Dizia o grande Emanuel Lasker, campeão mundial de xadrez do início do século, que esse jogo não comporta a mentira. Um lance mentiroso vai se refletir alguns lances à frente, desmontando a estratégia proposta. O mesmo ocorre com a economia.
Desde fins do ano passado, a coluna e outros analistas não ideologizados apontavam os problemas centrais a serem resolvidos, antes de se iniciar um plano de estabilização.
Confira-se cada lance falso e seu desdobramento:
Bancos Estaduais: desde a gestão Marcílio Marques Moreira, passando por Krause e Haddad, sucessivas equipes econômicas vinham tratando do enquadramento dos bancos estaduais.
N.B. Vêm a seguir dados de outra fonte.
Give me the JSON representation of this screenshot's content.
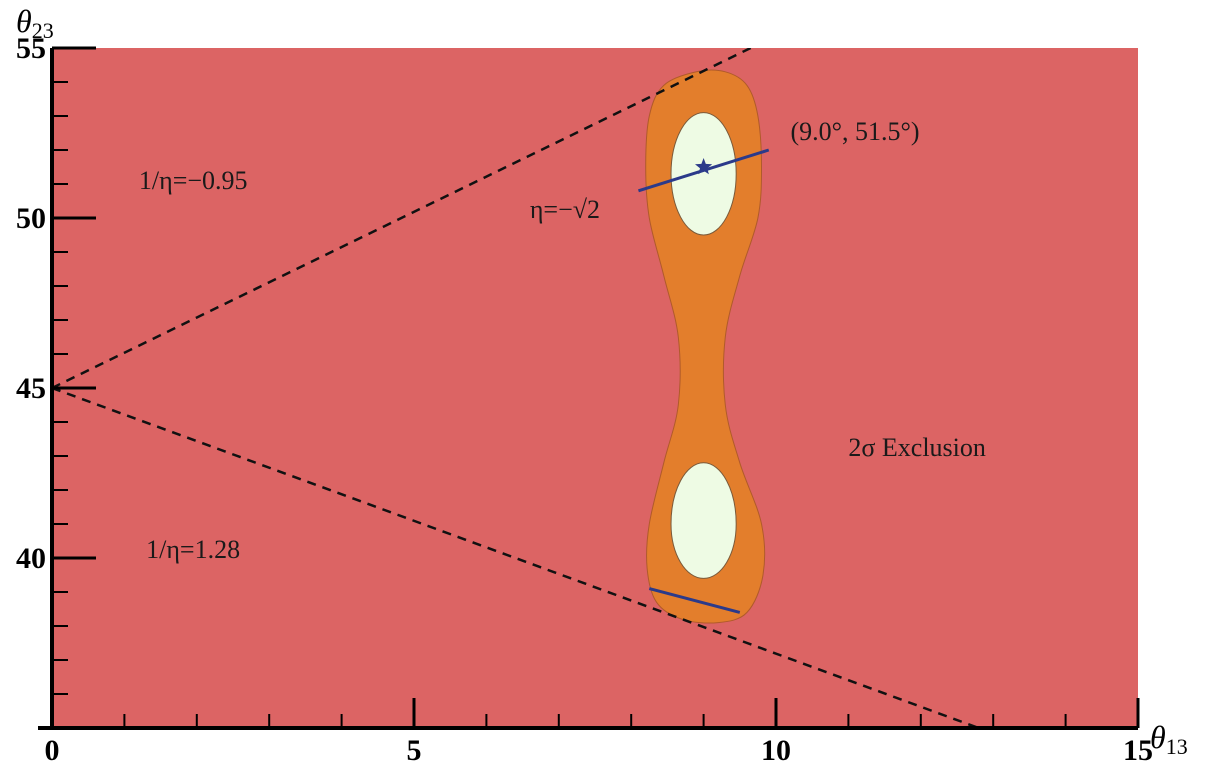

Sabia-se que, sem os ganhos inflacionários, eles iriam se constituir em ameaça a qualquer plano de estabilização.
Interrompeu-se o processo na gestão FHC, porque seus assessores acreditam que o mundo se resume a meros movimentos de taxas e câmbio, mas principalmente para não atrapalhar as futuras alianças políticas do candidato. Dois lances depois, a mentira aparece.
Contrato Coletivo: desde o início de 93, alertava-se para a necessidade de acelerar a implantação do contrato coletivo, para desarmar a bomba da indexação. Questionado sobre a questão, FHC esquivava-se com seu estilo habitual: ``Isto não é problema meu, mas do Barelli", como se não fosse elemento importante de um plano de estabilização. Dois lances depois, a mentira aparece.
Câmara Setorial: sabia-se, desde sempre, que um plano de estabilização deveria vir acompanhado de uma estratégia política e econômica visando estimular os agentes econômicos a aumentarem a oferta e os investimentos, de maneira a criar fôlego e ânimo para consolidar a estabilização. As Câmaras Setoriais eram o fórum adequado para se fazer esse trabalho político. Quando as Câmaras foram desativadas, FHC não quis entrar em dividida: ``Isto é problema do Ministério da Indústria e do Comércio." Dois lances depois, a mentira aparece.
Agora, apreciando o panorama da Rússia, o velho e bom FHC reitera seu estilo: sem pressa de voltar e encetar o programa de reformas porque a estabilização é um processo lento, cuja responsabilidade deve ser de todos. Acha que a opinião pública vai engolir.